Review Reports

Round 1

Reviewer 1 Report

The authors reported the enhancement of blue emission of CsPb(Br/Cl)3 perovskite nanocrystal using calcium halide and ammonium ion. The performance improvement using the additives looks large, but the analysis of the causes of the improvement is not sufficient. More clear mechanism of roles of calcium halide and ammonium ion consistent with experiments should be provided for publication of this manuscript. At least, the following points should be clearly answered by the authors;

(1) The explanation of the role of ammonium ion in this manuscript is not clear. Where are NH4+ and COOR incorporated? Why does not gaseous desorption of NH4+ occur at the surface? How are the traps passivated by NH4 and COOR? Why don’t you measure FTIR to investigate the surface states of NH4+ and COOR?

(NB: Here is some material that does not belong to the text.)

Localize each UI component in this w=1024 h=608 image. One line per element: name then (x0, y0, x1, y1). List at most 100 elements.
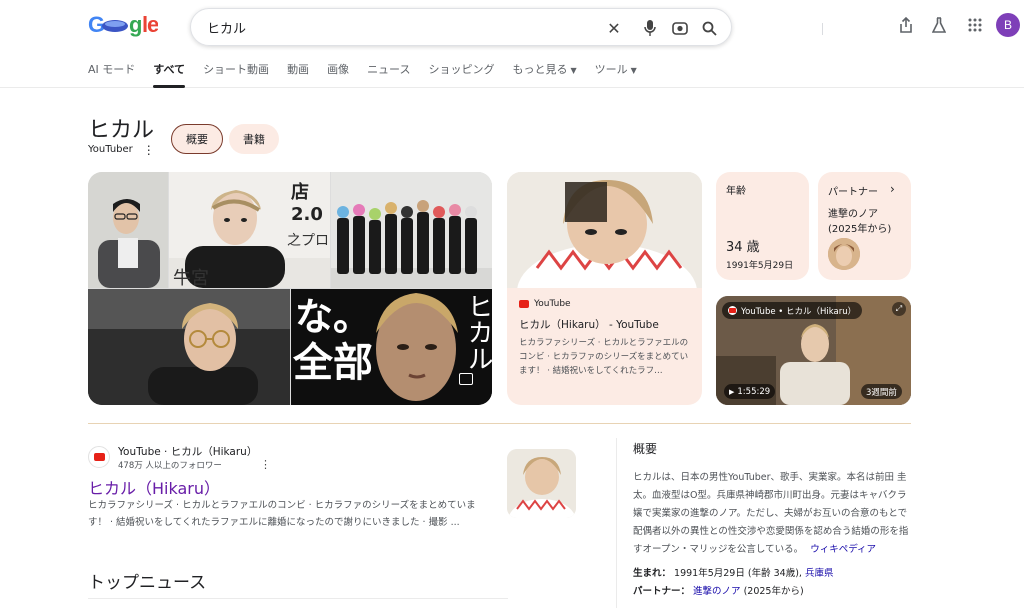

(2) The explanation of the role of calcium halide in this manuscript is not clear. How do you conclude that Ca ions are doped only at the surface, not in the bulk? The unchanged lattice parameter in XRD analysis in the manuscript may not be an answer when the amount of doping is below 1%. Many researchers accept that undercoordinated Pb ions behave as charge traps in perovskite, but how can calcium halide can passivate the undercoordinated Pb ions. How can the calcium halide result in halide rich surface?

 

Author Response

Please see the attachment.

Author Response File: Author Response.pdf

 

Reviewer 2 Report

The article focuses on the addition of calcium halides and ammonium to lead(II) halide nanocrystals to increase the quantum yield of their blue emission. The authors succeed in dramatically increasing the quantum yield for emission through surface coordination of calcium halides to the nanocrystals as observed in the time-resolved photoluminescence and absolute quantum yield. The main conclusions from the work are supported by the data, but there are substantive problems with the presentation of the experimental section and it is unclear if all of the measurements are being correctly interpreted.

 

The work needs a thorough spelling and grammar check.

 

The organization of the article needs work. Section 2 is missing all the experimental details related to characterization or how the LED are made. While this is included in the supporting information, overall the details are insufficient for another researcher to reproduce the author’s data. The authors need to include the characterization in main article and expand upon the text so that the author’s work could potentially be duplicated. The experimental details for the quantum yield measurements must be expanded upon, none the least since the quantum yield is a major finding of the article. Both Section 3 and Section 4 are called “Discussion”. The authors need to pick one section to focus their discussion on.

 

Lines 146 and 149: Since the authors are implicitly comparing energies, they should convert the FWHM to energy (eV or cm-1) instead of using wavelength (nm). Wavelengths convert to different energies depending on where in the spectrum they are measured. A FWHM of 20 nm near 800 nm is a much smaller energy distribution than near 400 nm.

 

Lines 164-166: The authors need to explain how they made their LEDs in the experimental section.

 

Lines 173-175: How did the authors calculate the color temperature and similarity to standards? No details are provided in the article.

 

XPS and FTIR data: The interpretation of the XPS is unclear. The authors observe rather uniform shifts in the peak positions, that would suggest that the Fermi energy is shifting or that the particles are charging. I don’t think that the shifts the authors suggest are meaningful. As well, the nitrogen peaks positions shift more than one would expect based solely on protonation. Did the authors consider that oxidized nitrogen species could be present? In the FTIR section of the supporting information, the authors do not provide a convincing case that any NH4+ cations are actually included on the surface of the particles. The vibrations could be merely attributed to a higher concentration of OLA on the surface, since there appears to be an increase in the intensity of the C-H stretches along with an increase in the N-H bending modes.

 

The time-resolved PL and TAS data are definitely consistent with the author’s interpretation of surface defect passivation by calcium halides. There is a bit of disagreement between the PL and TAS in terms of the time scales for emission decay (>10 ns) and bleach recovery (<10 ns). The authors should say something about this in the article.

Author Response

Please see the attachment.

Author Response File: Author Response.pdf

 

Round 2

Reviewer 1 Report

The manuscript has been improved after the revision. Therefore, I would recommend this manuscript for publication in Nanomaterials.